ANDREW MacDONALD regularly writes reviews for EVENT. He lives in Toronto and New England, where he’s finishing a novel.
ELIZABETH McCAUSLAND lives in Vancouver and teaches English at Douglas College.
J.R. MCCONVEY is a Toronto writer whose stories have been short-listed for the Journey Prize, the Bristol Short Story Prize and the Matrix Lit POP Award, and appeared in The Malahat Review, Joyland, EVENT, The Puritan and elsewhere. He’s on Twitter @jrmcconvey and at jrmcconvey.com.
Dr. KATHY MEZEI is Professor Emerita in the Humanities Department at SFU, and Life Member, Clare Hall, Cambridge. Her research and writing focus on the home and domestic space, modern British women writers, translation studies and Canadian and Quebec literature. She was a founding editor of the Canadian feminist journal Tessera.
APRIL dela NOCHE MILNE was born in Montreal and raised in Vancouver. She attended the Fine Arts program at Langara College before completing a BFA in Illustration at Emily Carr University. Inspired by the Northwest Coast and everyday life, she is also interested in issues of gender, race and representation.
CAROLYN NAKAGAWA is a Vancouver-based poet and playwright whose poems have appeared in magazines such as Room, Ricepaper, Echolocation and The Puritan. Her current play, The Girl with No Face, examines how race shapes identity in the context of art and politics in modern day Vancouver.
PETER NORMAN has published three poetry collections, most recently The Gun That Starts the Race (Icehouse, 2015), and a novel, Emberton (Douglas & McIntyre, 2014). The poems here are from his collection of ‘terminals’ (poems that borrow their line-ending words from other poems), forthcoming in 2018 (Buckrider Books).
CHRIS OKE’s poems have appeared, or are forthcoming, in The Maynard, Existere, Dogs Singing (Salmon Poetry, 2010) and Tag: Canadian Poets at Play (Oolichan). He’s working on a collection of interconnected poems about scuba diving, Jacques Cousteau, fathers and sons. He is founding editor of Errant, an online literary travel-writing magazine (www.errantmagazine.ca).
JOHN O’NEILL’s stories have recently appeared in The Antigonish Review and Prairie Fire. His story manuscript Goth Girls of Banff was a finalist in the 2014 HarperCollins/UBC Prize for Best New Fiction. He is the author of Fatal Light Awareness (Guernica, 2013), a novel. He lives in Toronto.
ROB RUTTAN is a writer, teacher and photographer from Barrie, ON, who grew up in Thunder Bay. More of his work can be seen at www.saatchiart.com/rob.ruttan.
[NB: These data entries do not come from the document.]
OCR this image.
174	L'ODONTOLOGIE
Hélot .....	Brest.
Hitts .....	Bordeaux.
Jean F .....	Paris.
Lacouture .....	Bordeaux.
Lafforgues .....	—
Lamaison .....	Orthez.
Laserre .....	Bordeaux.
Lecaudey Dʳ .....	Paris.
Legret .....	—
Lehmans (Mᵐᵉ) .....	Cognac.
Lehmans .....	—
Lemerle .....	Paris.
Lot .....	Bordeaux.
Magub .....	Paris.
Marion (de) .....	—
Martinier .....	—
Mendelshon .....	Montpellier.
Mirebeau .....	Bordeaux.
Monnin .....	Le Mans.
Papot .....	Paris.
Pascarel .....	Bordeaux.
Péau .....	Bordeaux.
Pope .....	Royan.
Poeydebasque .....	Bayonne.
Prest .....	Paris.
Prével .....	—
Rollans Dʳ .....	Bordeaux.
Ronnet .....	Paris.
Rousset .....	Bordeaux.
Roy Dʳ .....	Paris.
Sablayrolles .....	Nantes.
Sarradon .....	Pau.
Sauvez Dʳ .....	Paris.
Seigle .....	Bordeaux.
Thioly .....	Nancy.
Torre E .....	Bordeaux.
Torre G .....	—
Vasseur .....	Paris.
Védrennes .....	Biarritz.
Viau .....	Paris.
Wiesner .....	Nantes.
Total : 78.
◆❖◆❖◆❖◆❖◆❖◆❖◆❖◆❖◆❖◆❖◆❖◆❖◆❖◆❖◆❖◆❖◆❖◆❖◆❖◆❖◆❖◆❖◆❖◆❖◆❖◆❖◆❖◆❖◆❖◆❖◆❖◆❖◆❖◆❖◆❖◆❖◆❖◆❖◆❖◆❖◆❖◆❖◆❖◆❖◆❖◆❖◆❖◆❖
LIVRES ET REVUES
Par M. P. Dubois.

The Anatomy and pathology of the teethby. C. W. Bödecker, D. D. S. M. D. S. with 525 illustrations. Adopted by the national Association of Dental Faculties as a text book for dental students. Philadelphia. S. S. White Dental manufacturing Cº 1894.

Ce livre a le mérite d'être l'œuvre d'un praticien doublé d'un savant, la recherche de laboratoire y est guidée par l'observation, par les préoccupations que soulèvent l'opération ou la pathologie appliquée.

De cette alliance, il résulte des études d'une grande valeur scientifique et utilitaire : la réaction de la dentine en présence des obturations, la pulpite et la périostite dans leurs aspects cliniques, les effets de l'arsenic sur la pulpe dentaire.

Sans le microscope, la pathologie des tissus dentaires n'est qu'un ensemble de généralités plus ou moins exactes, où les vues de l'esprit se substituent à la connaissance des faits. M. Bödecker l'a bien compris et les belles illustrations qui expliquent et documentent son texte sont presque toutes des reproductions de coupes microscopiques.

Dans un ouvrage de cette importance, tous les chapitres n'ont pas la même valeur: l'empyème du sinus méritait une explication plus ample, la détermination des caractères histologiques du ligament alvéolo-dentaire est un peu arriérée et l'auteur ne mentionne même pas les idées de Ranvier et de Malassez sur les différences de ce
TOM WAYMAN’s recent poetry titles include The Order in Which We Do Things: The Poetry of Tom Wayman (Wilfred Laurier UP, 2014). A long poem of his won the 2015 Gwendolyn MacEwan/Exile Poetry Competition. His newest short-story collection, The Shadows We Mistake for Love (Douglas & McIntyre), won the 2016 Diamond Foundation Prize for fiction.
SEBASTIEN WEN is a poet, spoken-word artist and songwriter based out of Calgary and Vancouver. He is the 2014 National Underground Youth Slam Champion. His poetry has appeared in Arc, Prairie Fire and Vallum, among others.
NATHAN ANDREW WILSON lives, works and writes in Toronto. He is a PhD History candidate at York University and a full-time professor at Durham College. His short stories and poems have appeared in various magazines. Recent non-fiction includes his co-edited collection: Violence, Memory, and History: Western Perceptions of Kristallnacht (Routledge, 2014).